Nordion's ($NDZ) constantly evolving business will soon be without proprietary pharma, as the company has agreed to ship out its targeted therapies business for $200 million.
The contract supplier is selling its sole drug product, the cancer treatment TheraSphere, to U.K.-based biotech BTG. Under the deal, which the company expects to close in June, Nordion will hand the drug over to BTG but ink a contract to keep manufacturing it for at least three years. After closing costs and other charges, Nordion expects to walk away from the deal with $185 million.
About 40 Nordion employees will transfer over to BTG when the deal's done, the company said, leaving Nordion with its contract supply and manufacturing business, focused on specialty isotopes.
"Given BTG's position as a leader in interventional medicine, we believe it is an ideal home for TheraSphere and the talented people that support it," CEO Steve West said in a statement. "... We intend to continue our strategic review process which includes an assessment of potential uses for the cash proceeds from this sale."

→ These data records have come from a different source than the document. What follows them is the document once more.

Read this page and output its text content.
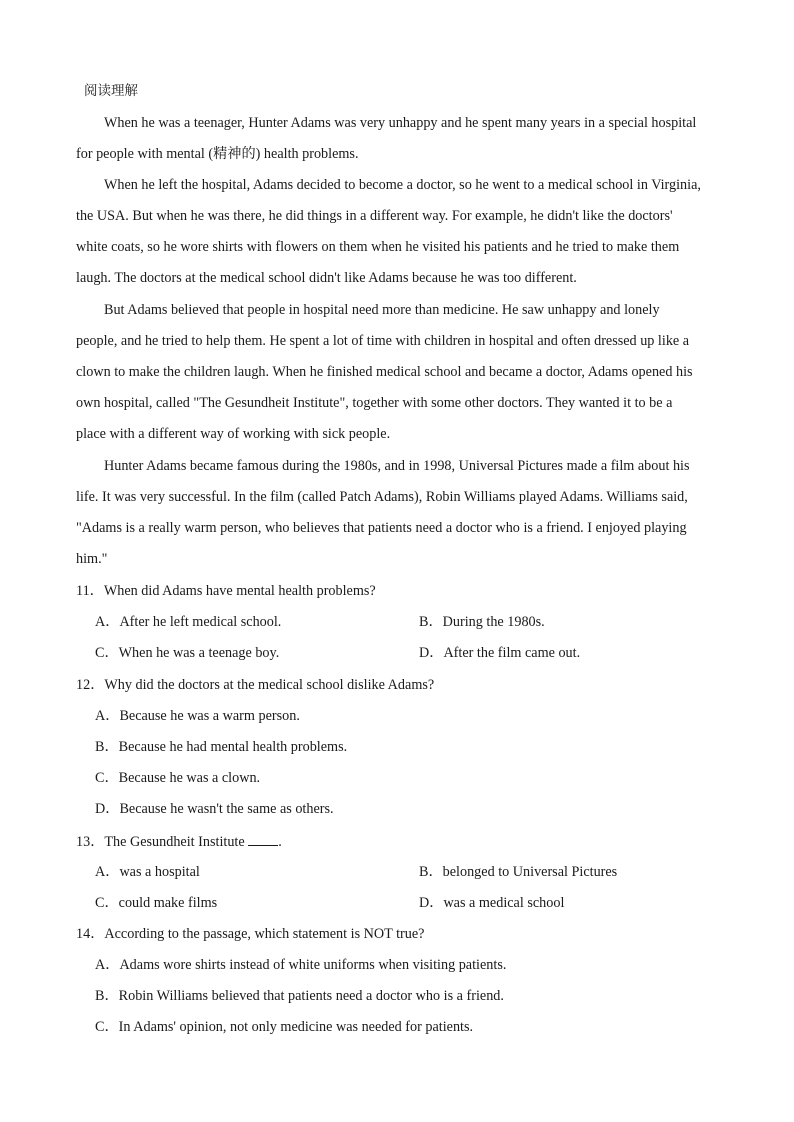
阅读理解
When he was a teenager, Hunter Adams was very unhappy and he spent many years in a special hospital
for people with mental (精神的) health problems.
When he left the hospital, Adams decided to become a doctor, so he went to a medical school in Virginia,
the USA. But when he was there, he did things in a different way. For example, he didn't like the doctors'
white coats, so he wore shirts with flowers on them when he visited his patients and he tried to make them
laugh. The doctors at the medical school didn't like Adams because he was too different.
But Adams believed that people in hospital need more than medicine. He saw unhappy and lonely
people, and he tried to help them. He spent a lot of time with children in hospital and often dressed up like a
clown to make the children laugh. When he finished medical school and became a doctor, Adams opened his
own hospital, called "The Gesundheit Institute", together with some other doctors. They wanted it to be a
place with a different way of working with sick people.
Hunter Adams became famous during the 1980s, and in 1998, Universal Pictures made a film about his
life. It was very successful. In the film (called Patch Adams), Robin Williams played Adams. Williams said,
"Adams is a really warm person, who believes that patients need a doctor who is a friend. I enjoyed playing
him."
11．When did Adams have mental health problems?
A．After he left medical school.	B．During the 1980s.
C．When he was a teenage boy.	D．After the film came out.
12．Why did the doctors at the medical school dislike Adams?
A．Because he was a warm person.
B．Because he had mental health problems.
C．Because he was a clown.
D．Because he wasn't the same as others.
13．The Gesundheit Institute .
A．was a hospital	B．belonged to Universal Pictures
C．could make films	D．was a medical school
14．According to the passage, which statement is NOT true?
A．Adams wore shirts instead of white uniforms when visiting patients.
B．Robin Williams believed that patients need a doctor who is a friend.
C．In Adams' opinion, not only medicine was needed for patients.
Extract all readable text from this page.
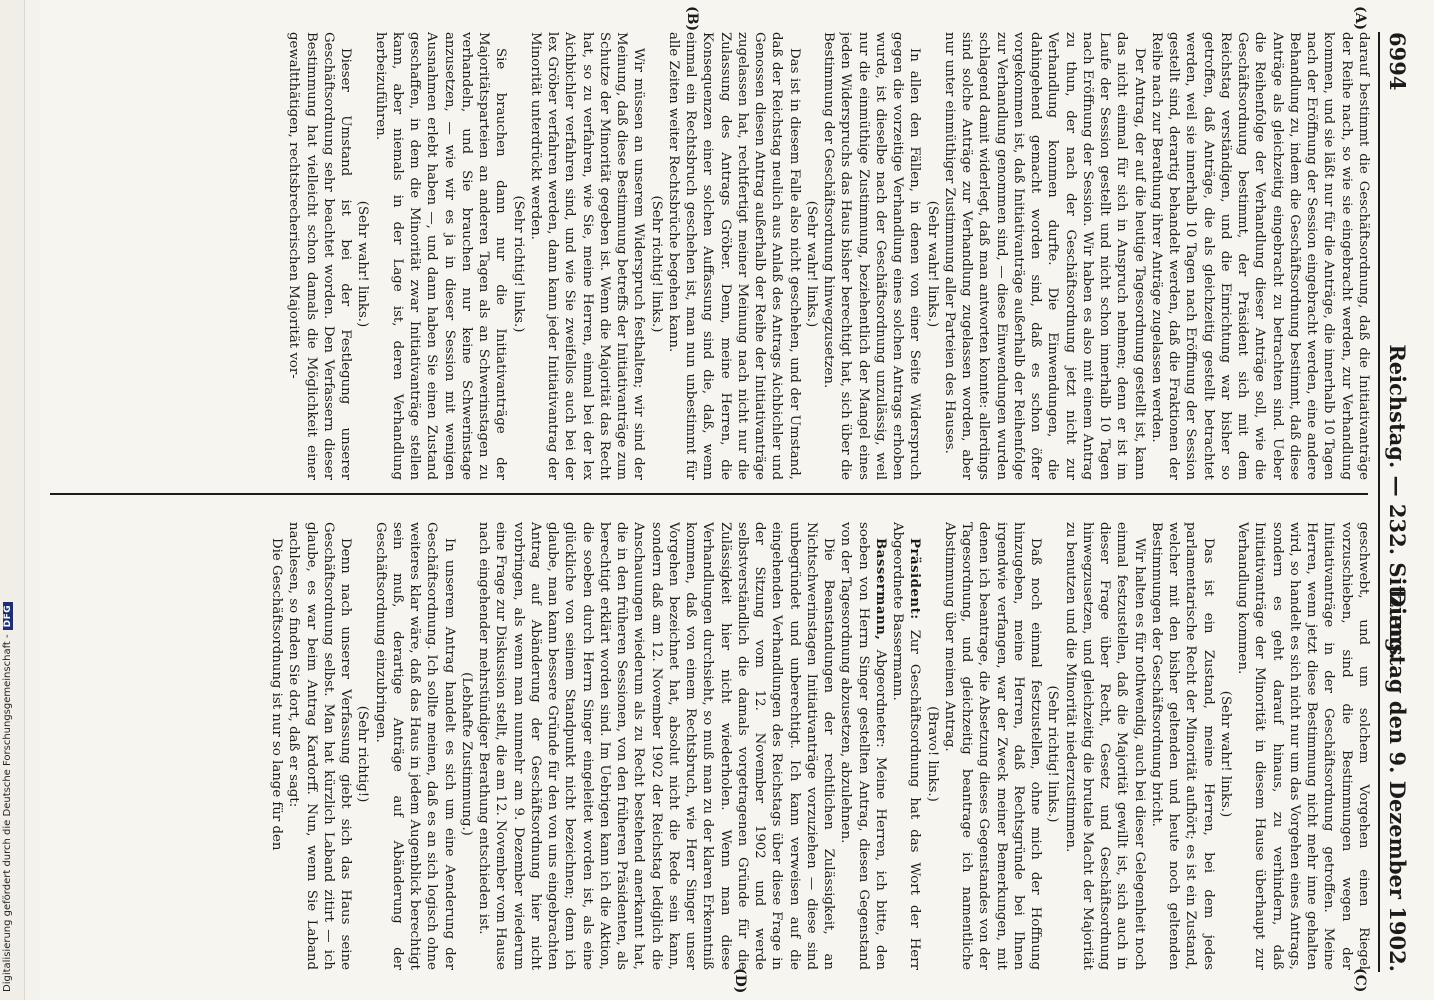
Digitalisierung gefördert durch die Deutsche Forschungsgemeinschaft -DFG
6994
Reichstag. — 232. Sitzung.
Dienstag den 9. Dezember 1902.
(A)
(B)
(C)
(D)

darauf bestimmt die Geschäftsordnung, daß die Initiativanträge der Reihe nach, so wie sie eingebracht werden, zur Verhandlung kommen, und sie läßt nur für die Anträge, die innerhalb 10 Tagen nach der Eröffnung der Session eingebracht werden, eine andere Behandlung zu, indem die Geschäftsordnung bestimmt, daß diese Anträge als gleichzeitig eingebracht zu betrachten sind. Ueber die Reihenfolge der Verhandlung dieser Anträge soll, wie die Geschäftsordnung bestimmt, der Präsident sich mit dem Reichstag verständigen, und die Einrichtung war bisher so getroffen, daß Anträge, die als gleichzeitig gestellt betrachtet werden, weil sie innerhalb 10 Tagen nach Eröffnung der Session gestellt sind, derartig behandelt werden, daß die Fraktionen der Reihe nach zur Berathung ihrer Anträge zugelassen werden.

Der Antrag, der auf die heutige Tagesordnung gestellt ist, kann das nicht einmal für sich in Anspruch nehmen; denn er ist im Laufe der Session gestellt und nicht schon innerhalb 10 Tagen nach Eröffnung der Session. Wir haben es also mit einem Antrag zu thun, der nach der Geschäftsordnung jetzt nicht zur Verhandlung kommen durfte. Die Einwendungen, die dahingehend gemacht worden sind, daß es schon öfter vorgekommen ist, daß Initiativanträge außerhalb der Reihenfolge zur Verhandlung genommen sind, — diese Einwendungen wurden schlagend damit widerlegt, daß man antworten konnte: allerdings sind solche Anträge zur Verhandlung zugelassen worden, aber nur unter einmüthiger Zustimmung aller Parteien des Hauses.

(Sehr wahr! links.)

In allen den Fällen, in denen von einer Seite Widerspruch gegen die vorzeitige Verhandlung eines solchen Antrags erhoben wurde, ist dieselbe nach der Geschäftsordnung unzulässig, weil nur die einmüthige Zustimmung, beziehentlich der Mangel eines jeden Widerspruchs das Haus bisher berechtigt hat, sich über die Bestimmung der Geschäftsordnung hinwegzusetzen.

(Sehr wahr! links.)

Das ist in diesem Falle also nicht geschehen, und der Umstand, daß der Reichstag neulich aus Anlaß des Antrags Aichbichler und Genossen diesen Antrag außerhalb der Reihe der Initiativanträge zugelassen hat, rechtfertigt meiner Meinung nach nicht nur die Zulassung des Antrags Gröber. Denn, meine Herren, die Konsequenzen einer solchen Auffassung sind die, daß, wenn einmal ein Rechtsbruch geschehen ist, man nun unbestimmt für alle Zeiten weiter Rechtsbrüche begehen kann.

(Sehr richtig! links.)

Wir müssen an unserem Widerspruch festhalten; wir sind der Meinung, daß diese Bestimmung betreffs der Initiativanträge zum Schutze der Minorität gegeben ist. Wenn die Majorität das Recht hat, so zu verfahren, wie Sie, meine Herren, einmal bei der lex Aichbichler verfahren sind, und wie Sie zweifellos auch bei der lex Gröber verfahren werden, dann kann jeder Initiativantrag der Minorität unterdrückt werden.

(Sehr richtig! links.)

Sie brauchen dann nur die Initiativanträge der Majoritätsparteien an anderen Tagen als an Schwerinstagen zu verhandeln, und Sie brauchen nur keine Schwerinstage anzusetzen, — wie wir es ja in dieser Session mit wenigen Ausnahmen erlebt haben —, und dann haben Sie einen Zustand geschaffen, in dem die Minorität zwar Initiativanträge stellen kann, aber niemals in der Lage ist, deren Verhandlung herbeizuführen.

(Sehr wahr! links.)

Dieser Umstand ist bei der Festlegung unserer Geschäftsordnung sehr beachtet worden. Den Verfassern dieser Bestimmung hat vielleicht schon damals die Möglichkeit einer gewaltthätigen, rechtsbrecherischen Majorität vor-

geschwebt, und um solchem Vorgehen einen Riegel vorzuschieben, sind die Bestimmungen wegen der Initiativanträge in der Geschäftsordnung getroffen. Meine Herren, wenn jetzt diese Bestimmung nicht mehr inne gehalten wird, so handelt es sich nicht nur um das Vorgehen eines Antrags, sondern es geht darauf hinaus, zu verhindern, daß Initiativanträge der Minorität in diesem Hause überhaupt zur Verhandlung kommen.

(Sehr wahr! links.)

Das ist ein Zustand, meine Herren, bei dem jedes parlamentarische Recht der Minorität aufhört; es ist ein Zustand, welcher mit den bisher geltenden und heute noch geltenden Bestimmungen der Geschäftsordnung bricht.

Wir halten es für nothwendig, auch bei dieser Gelegenheit noch einmal festzustellen, daß die Majorität gewillt ist, sich auch in dieser Frage über Recht, Gesetz und Geschäftsordnung hinwegzusetzen, und gleichzeitig die brutale Macht der Majorität zu benutzen und die Minorität niederzustimmen.

(Sehr richtig! links.)

Daß noch einmal festzustellen, ohne mich der Hoffnung hinzugeben, meine Herren, daß Rechtsgründe bei Ihnen irgendwie verfangen, war der Zweck meiner Bemerkungen, mit denen ich beantrage, die Absetzung dieses Gegenstandes von der Tagesordnung, und gleichzeitig beantrage ich namentliche Abstimmung über meinen Antrag.

(Bravo! links.)

Präsident: Zur Geschäftsordnung hat das Wort der Herr Abgeordnete Bassermann.

Bassermann, Abgeordneter: Meine Herren, ich bitte, den soeben von Herrn Singer gestellten Antrag, diesen Gegenstand von der Tagesordnung abzusetzen, abzulehnen.

Die Beanstandungen der rechtlichen Zulässigkeit, an Nichtschwerinstagen Initiativanträge vorzuziehen — diese sind unbegründet und unberechtigt. Ich kann verweisen auf die eingehenden Verhandlungen des Reichstags über diese Frage in der Sitzung vom 12. November 1902 und werde selbstverständlich die damals vorgetragenen Gründe für die Zulässigkeit hier nicht wiederholen. Wenn man diese Verhandlungen durchsieht, so muß man zu der klaren Erkenntniß kommen, daß von einem Rechtsbruch, wie Herr Singer unser Vorgehen bezeichnet hat, absolut nicht die Rede sein kann, sondern daß am 12. November 1902 der Reichstag lediglich die Anschauungen wiederum als zu Recht bestehend anerkannt hat, die in den früheren Sessionen, von den früheren Präsidenten, als berechtigt erklärt worden sind. Im Uebrigen kann ich die Aktion, die soeben durch Herrn Singer eingeleitet worden ist, als eine glückliche von seinem Standpunkt nicht bezeichnen; denn ich glaube, man kann bessere Gründe für den von uns eingebrachten Antrag auf Abänderung der Geschäftsordnung hier nicht vorbringen, als wenn man nunmehr am 9. Dezember wiederum eine Frage zur Diskussion stellt, die am 12. November vom Hause nach eingehender mehrstündiger Berathung entschieden ist.

(Lebhafte Zustimmung.)

In unserem Antrag handelt es sich um eine Aenderung der Geschäftsordnung. Ich sollte meinen, daß es an sich logisch ohne weiteres klar wäre, daß das Haus in jedem Augenblick berechtigt sein muß, derartige Anträge auf Abänderung der Geschäftsordnung einzubringen.

(Sehr richtig!)

Denn nach unserer Verfassung giebt sich das Haus seine Geschäftsordnung selbst. Man hat kürzlich Laband zitirt — ich glaube, es war beim Antrag Kardorff. Nun, wenn Sie Laband nachlesen, so finden Sie dort, daß er sagt:

Die Geschäftsordnung ist nur so lange für den
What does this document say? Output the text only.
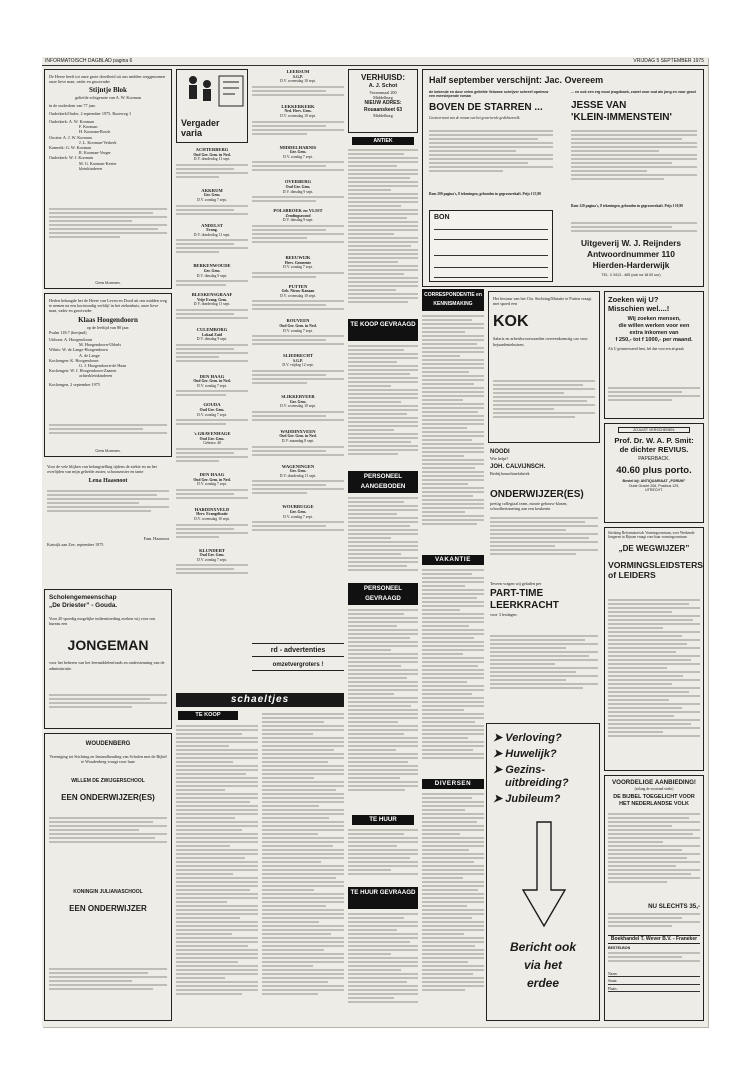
INFORMATOISCH DAGBLAD pagina 6	VRIJDAG 5 SEPTEMBER 1975
De Heere heeft tot onze grote droefheid uit ons midden weggenomen onze lieve man, vader en grootvader
Stijntje Blok
geliefde echtgenote van A. W. Kooman
in de ouderdom van 77 jaar.
Ouderkerk/Ouder, 2 september 1975, Rozeweg 1
Ouderkerk: A. W. Kooman
F. Kooman
H. Kooman-Bosch
Oosten: A. J. W. Kooman
J. L. Kooman-Verkerk
Kamerik: G. W. Kooman
R. Kooman-Verger
Ouderkerk: W. J. Kooman
M. G. Kooman-Kester
kleinkinderen
Geen bloemen.
Heden behaagde het de Heere van Leven en Dood uit ons midden weg te nemen na een kortstondig verblijf in het ziekenhuis, onze lieve man, vader en grootvader
Klaas Hoogendoorn
op de leeftijd van 80 jaar.
Psalm 118:7 (berijmd)
Uithorn: A. Hoogendoorn
M. Hoogendoorn-Ubbels
Wilnis: W. de Lange-Hoogendoorn
A. de Lange
Kockengen: K. Hoogendoorn
G. J. Hoogendoorn-de Haan
Kockengen: W. J. Hoogendoorn-Zaanen
achterkleinkinderen
Kockengen, 2 september 1975
Geen bloemen.
Voor de vele blijken van belangstelling tijdens de ziekte en na het overlijden van mijn geliefde zuster, schoonzuster en tante
Lena Haasnoot
Fam. Haasnoot
Katwijk aan Zee, september 1975
Scholengemeenschap
„De Driester” - Gouda.
Voor 20 spoedig mogelijke indiensttreding zoeken wij voor ons bureau een
JONGEMAN
voor het beheren van het leermiddelenfonds en ondersteuning van de administratie.
WOUDENBERG
Vereniging tot Stichting en Instandhouding van Scholen met de Bijbel te Woudenberg vraagt voor haar
WILLEM DE ZWIJGERSCHOOL
EEN ONDERWIJZER(ES)
KONINGIN JULIANASCHOOL
EEN ONDERWIJZER
Vergader
varia
ACHTERBERG
Oud Ger. Gem. in Ned.
D.V. donderdag 11 sept.
AKKRUM
Ger. Gem.
D.V. zondag 7 sept.
ANDELST
Evang.
D.V. donderdag 11 sept.
BERKENWOUDE
Ger. Gem.
D.V. dinsdag 9 sept.
BLESKENSGRAAF
Vrije Evang. Gem.
D.V. donderdag 11 sept.
CULEMBORG
Lokaal Zuid
D.V. dinsdag 9 sept.
DEN HAAG
Oud Ger. Gem. in Ned.
D.V. zondag 7 sept.
GOUDA
Oud Ger. Gem.
D.V. zondag 7 sept.
's GRAVENHAGE
Oud Ger. Gem.
Gebouw 40
DEN HAAG
Oud Ger. Gem. in Ned.
D.V. zondag 7 sept.
HARDINXVELD
Herv. Evangelisatie
D.V. woensdag 10 sept.
KLUNDERT
Oud Ger. Gem.
D.V. zondag 7 sept.
LEERSUM
S.G.P.
D.V. woensdag 10 sept.
LEKKERKERK
Ned. Herv. Gem.
D.V. woensdag 10 sept.
MIDDELHARNIS
Ger. Gem.
D.V. zondag 7 sept.
OVERBERG
Oud Ger. Gem.
D.V. dinsdag 9 sept.
POLSBROEK en VLIST
Zendingsavond
D.V. dinsdag 9 sept.
REEUWIJK
Herv. Gemeente
D.V. zondag 7 sept.
PUTTEN
Geb. Nieuw Kanaan
D.V. woensdag 10 sept.
ROUVEEN
Oud Ger. Gem. in Ned.
D.V. zondag 7 sept.
SLIEDRECHT
S.G.P.
D.V. vrijdag 12 sept.
SLIKKERVEER
Ger. Gem.
D.V. woensdag 10 sept.
WADDINXVEEN
Oud Ger. Gem. in Ned.
D.V. maandag 8 sept.
WAGENINGEN
Ger. Gem.
D.V. donderdag 11 sept.
WOUBRUGGE
Ger. Gem.
D.V. zondag 7 sept.
rd - advertenties
omzetvergroters !
schaeltjes
TE KOOP
VERHUISD:
A. J. Schot
Vossenmaal 200
Middelburg
NIEUW ADRES:
Rouaanskeet 63
Middelburg
ANTIEK
TE KOOP GEVRAAGD
PERSONEEL AANGEBODEN
PERSONEEL GEVRAAGD
TE HUUR
TE HUUR GEVRAAGD
CORRESPONDENTIE en KENNISMAKING
VAKANTIE
DIVERSEN
Half september verschijnt: Jac. Overeem
de bekende en door velen geliefde Veluwse schrijver schreef opnieuw een meeslepende roman
BOVEN DE STARREN ...
Geestverwant van de roman van het gevarieerde gedichtenvolk
Rom 200 pagina's, 8 tekeningen, gebonden in gegravurekaft. Prijs f 15,90
BON
... en ook een erg mooi jeugdboek, zowel voor oud als jong en voor groot
JESSE VAN
'KLEIN-IMMENSTEIN'
Rom 120 pagina's, 8 tekeningen, gebonden in gegravurekaft. Prijs f 10,90
Uitgeverij W. J. Reijnders
Antwoordnummer 110
Hierden-Harderwijk
TEL. 0 3413 - 465 (ook na 18.00 uur)
Het bestuur van het Chr. Stichting/Mutatie te Putten vraagt met spoed een
KOK
Salaris en arbeidsvoorwaarden overeenkomstig cao voor bejaardentehuizen.
NOODI
Wie helpt?
JOH. CALVIJNSCH.
Bedrijfsmachinefabriek
ONDERWIJZER(ES)
prettig collegiaal team, mooie gebouw-klasen, schoolherinnering aan een keukenin
Teveen vragen wij geladen per
PART-TIME
LEERKRACHT
voor 3 lesdagen.
➤ Verloving?
➤ Huwelijk?
➤ Gezins-
uitbreiding?
➤ Jubileum?
Bericht ook
via het
erdee
Zoeken wij U?
Misschien wel....!
Wij zoeken mensen,
die willen werken voor een
extra inkomen van
f 250,- tot f 1000,- per maand.
Als U geinteresseerd bent, bel dan voor een afspraak
ZOJUIST VERSCHENEN:
Prof. Dr. W. A. P. Smit:
de dichter REVIUS.
PAPERBACK.
40.60 plus porto.
Bestel bij: ANTIQUARIAAT „FORUM”
Oude Gracht 206, Postbus 129,
UTRECHT.
Stichting Reformatorisch Vormingscentrum, voor Werkende Jongeren in Rijssen vraagt voor haar vormingscentrum
„DE WEGWIJZER”
VORMINGSLEIDSTERS of LEIDERS
VOORDELIGE AANBIEDING!
(zolang de voorraad strekt)
DE BIJBEL TOEGELICHT VOOR HET NEDERLANDSE VOLK
NU SLECHTS 35,-
Boekhandel T. Wever B.V. - Franeker
BESTELBON
Naam:
Straat:
Plaats:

Last quarter, Nordion's supply and contracting business declined 3% to $25.2 million due to softening demand for medical isotopes, but contract manufacturing grew 6% thanks to the company's deal with GlaxoSmithKline ($GSK) to manufacture Bexxar.
TheraSphere was Nordion's fastest-growing product, accounting for about 20% of 2012's $244.8 million in revenue. Nordion is expecting its medical isotope revenue to decline in the mid-teen percentage range for fiscal 2013, so the company's contract manufacturing business is likely to become more and more important.
Earlier this month, Nordion signed a three-year deal with Navidea Biopharmaceuticals ($NAVB) to manufacturing an in-development imaging agent through the clinical trial process. The company will need more such agreements to grow revenue on the year, and Nordion may well spend some of its TheraSphere cash on acquisitions to expand its manufacturing capacity.